Celebrities' whereabouts are of pervasive importance. For instance, where politicians go, how often they visit, and who they meet, come with profound geopolitical and economic implications. Although news articles contain travel information of celebrities, it is not possible to perform large-scale and network-wise analysis due to the lack of automatic itinerary detection tools. To design such tools, we have to overcome difficulties from the heterogeneity among news articles: 1)One single article can be noisy, with irrelevant people and locations, especially when the articles are long. 2)Though it may be helpful if we consider multiple articles together to determine a particular trip, the key semantics are still scattered across different articles intertwined with various noises, making it hard to aggregate them effectively. 3)Over 20% of the articles refer to the celebrities' trips indirectly, instead of using the exact celebrity names or location names, leading to large portions of trips escaping regular detecting algorithms. We model text content across articles related to each candidate location as a graph to better associate essential information and cancel out the noises. Besides, we design a special pooling layer based on attention mechanism and node similarity, reducing irrelevant information from longer articles.

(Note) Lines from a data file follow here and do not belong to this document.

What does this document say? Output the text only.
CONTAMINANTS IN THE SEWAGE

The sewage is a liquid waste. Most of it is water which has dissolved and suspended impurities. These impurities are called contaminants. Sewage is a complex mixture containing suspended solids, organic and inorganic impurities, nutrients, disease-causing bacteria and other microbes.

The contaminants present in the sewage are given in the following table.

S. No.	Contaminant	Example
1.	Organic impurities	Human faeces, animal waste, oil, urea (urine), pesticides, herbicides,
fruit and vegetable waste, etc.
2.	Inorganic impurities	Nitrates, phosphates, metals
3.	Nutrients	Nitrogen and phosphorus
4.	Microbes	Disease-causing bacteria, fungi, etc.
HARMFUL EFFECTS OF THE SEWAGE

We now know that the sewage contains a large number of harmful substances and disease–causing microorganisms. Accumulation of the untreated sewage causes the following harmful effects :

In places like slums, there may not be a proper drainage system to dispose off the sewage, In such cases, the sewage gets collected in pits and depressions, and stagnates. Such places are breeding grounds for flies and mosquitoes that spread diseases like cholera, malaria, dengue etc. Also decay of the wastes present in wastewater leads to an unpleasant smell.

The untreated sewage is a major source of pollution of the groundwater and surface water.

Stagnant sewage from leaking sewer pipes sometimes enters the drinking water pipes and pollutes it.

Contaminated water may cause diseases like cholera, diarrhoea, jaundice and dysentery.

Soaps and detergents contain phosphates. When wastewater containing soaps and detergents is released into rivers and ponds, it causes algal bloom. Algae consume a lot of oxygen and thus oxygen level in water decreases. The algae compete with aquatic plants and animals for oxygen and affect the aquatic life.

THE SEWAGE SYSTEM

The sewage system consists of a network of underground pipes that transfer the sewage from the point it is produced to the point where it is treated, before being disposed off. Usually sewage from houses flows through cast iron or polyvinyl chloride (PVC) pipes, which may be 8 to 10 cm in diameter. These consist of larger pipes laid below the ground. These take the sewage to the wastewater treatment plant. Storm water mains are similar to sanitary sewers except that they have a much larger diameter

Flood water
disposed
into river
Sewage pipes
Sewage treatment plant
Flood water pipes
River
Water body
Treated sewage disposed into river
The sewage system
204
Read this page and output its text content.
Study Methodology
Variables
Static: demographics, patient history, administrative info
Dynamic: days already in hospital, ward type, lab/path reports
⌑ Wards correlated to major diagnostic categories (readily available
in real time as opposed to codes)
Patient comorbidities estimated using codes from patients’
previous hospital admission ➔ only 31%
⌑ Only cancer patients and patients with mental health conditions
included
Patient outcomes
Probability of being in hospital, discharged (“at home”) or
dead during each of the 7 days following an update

To make up the missing information resulted from indirect mentions, we construct knowledge sub-graphs for named entities (person, organization, facility, etc.). Specifically, we dynamically update embeddings of event entities like the G7 summit from news descriptions since the properties (date and location) of the event change each time, which is not captured by the pre-trained event representations. The proposed CeleTrip jointly trains these modules, which outperforms all baseline models and achieves 82.53% in the F1 metric.